The NIH letter is a significant step, as it represents the first time that opponents of statin therapy have joined forces. "It takes a lot of guts for mainstream academics to put their head over the parapet on this one," says one of the two UK signatories, the Cheshire GP Malcolm Kendrick, who has long been publicly sceptical about the value of cholesterol as a useful marker for heart disease.

The letter was in response to the National Heart, Lung and Blood Institute's 2001 cholesterol education programme, which recommended that statins be prescribed for women at moderately high risk of heart disease, on the grounds that six studies had shown that the drugs would reduce their risk of having a heart attack. The NIH letter asserts: "Not one of the six studies provides significance evidence to support this claim. The guidelines admit that studies supporting this recommendation 'generally are lacking' (meaning they don't exist)." The letter also claims that in one study, looking at women with several risk factors but no history of heart disease, the risk of heart attack among those treated with statins actually increased by 10 per cent.

It is part of a wider challenge to the medical authorities. This week, the FDA recommended that SSRIs (a type of antidepressant) should come with a "black box warning". For 10 years, professional psychiatric bodies and drug companies have claimed that SSRIs are safe and effective in preventing suicide. But trial results that critics claimed had been ignored or suppressed finally convinced the FDA that adolescents treated with the drugs were, in fact, more likely to become suicidal.

The signatories to the NIH letter obviously suspect similar spinning with statins. Mirroring another issue raised by the SSRI safety saga, they are also concerned that eight of the nine authors of the updated guidelines for cholesterol management issued last July have financial relationships with drug companies. As a result, they have called for "an independent review free of conflicts of interest to review all the data".

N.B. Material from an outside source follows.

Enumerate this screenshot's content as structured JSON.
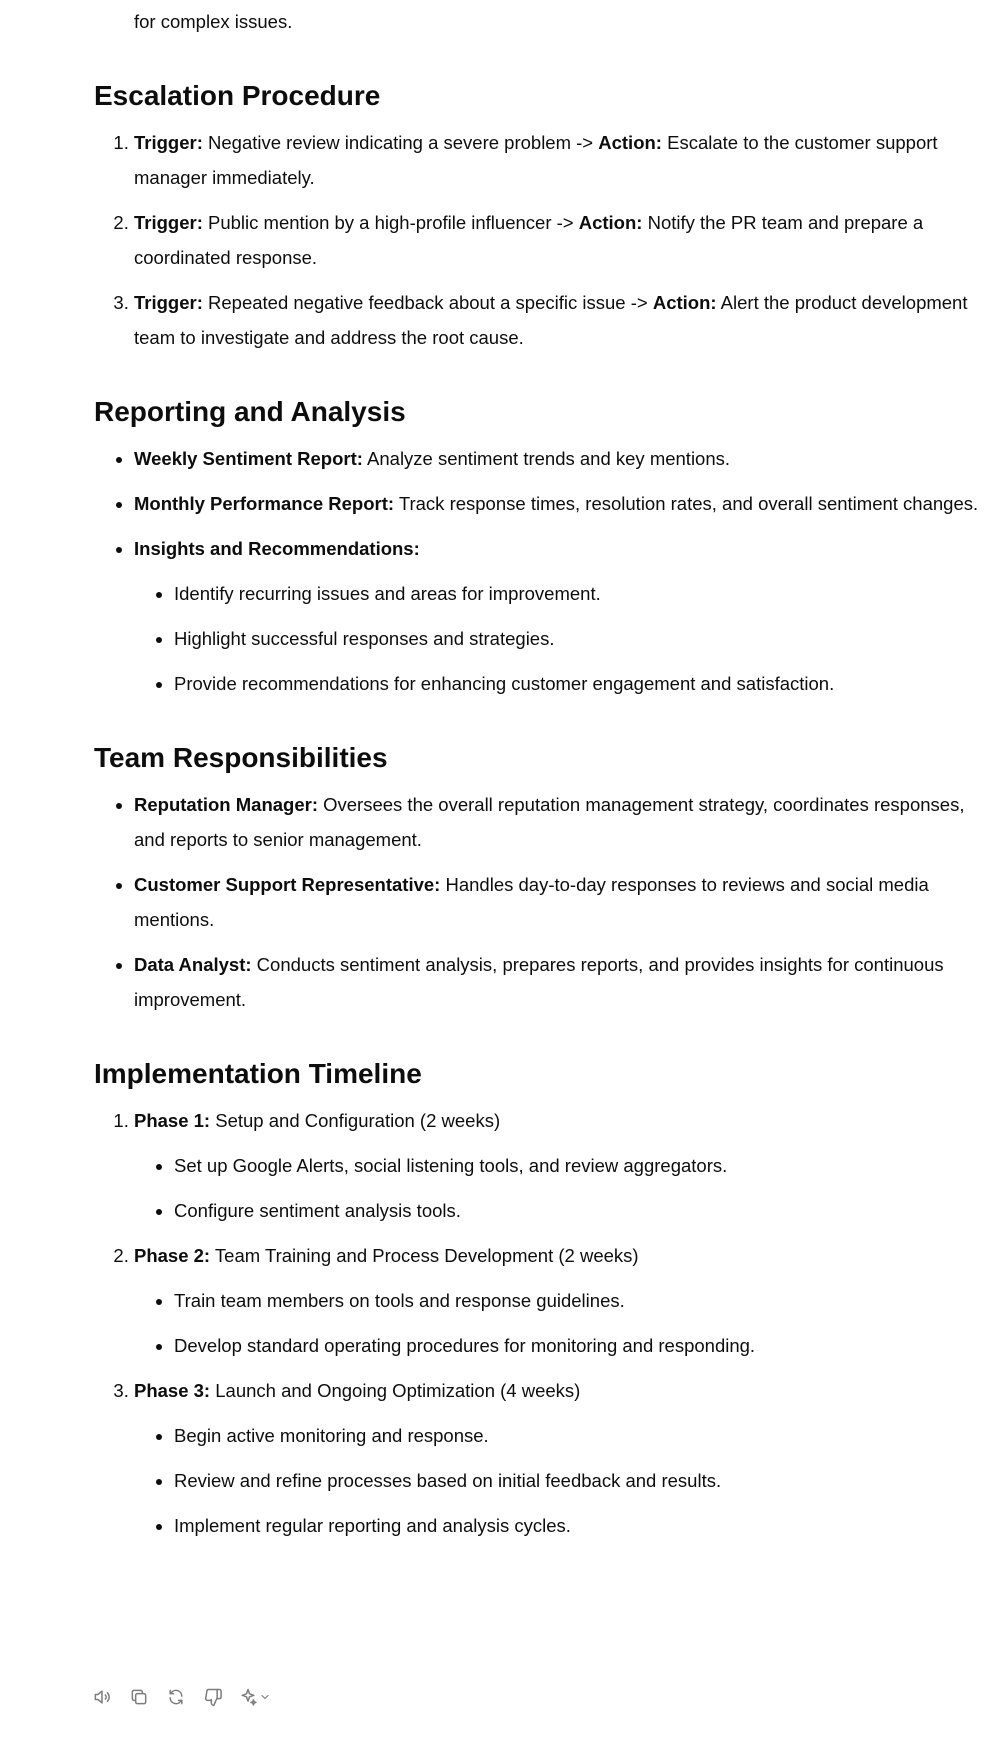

Meanwhile, what can the rest of us do? Neither doctors nor patients can be expected to delve into clinical trial data, but more and more women are being advised to take statins to prevent heart disease. Should they? Side effects are a major consideration, and problems with muscle weakness are well-known.

Far less familiar, and far more controversial, is the danger of birth defects. A red flag was raised on this issue back in April via a short letter in The New England Journal of Medicine, which looked at 52 cases where women taking statins had given birth to severely malformed children. "We found that the patterns of malformations were similar to those found in animals with a problem of cholesterol synthesis," says Dr Robin Edison of the National Institutes of Health in Bethesda. "Cholesterol is vital to the development of nerves, and cholesterol-lowering statins can cross the placenta." There is a standard warning on statins that they should not be taken during pregnancy, but Dr Edison thinks it should be stronger.

Until the many question marks hanging over statins are resolved, those who don't have heart disease can try the alternatives. These include eating healthily, exercising, lowering levels of inflammation with omega-3 oils, reducing homocysteine levels with B vitamins and developing ways to handle stress. All are effective, and much less likely to come with side effects.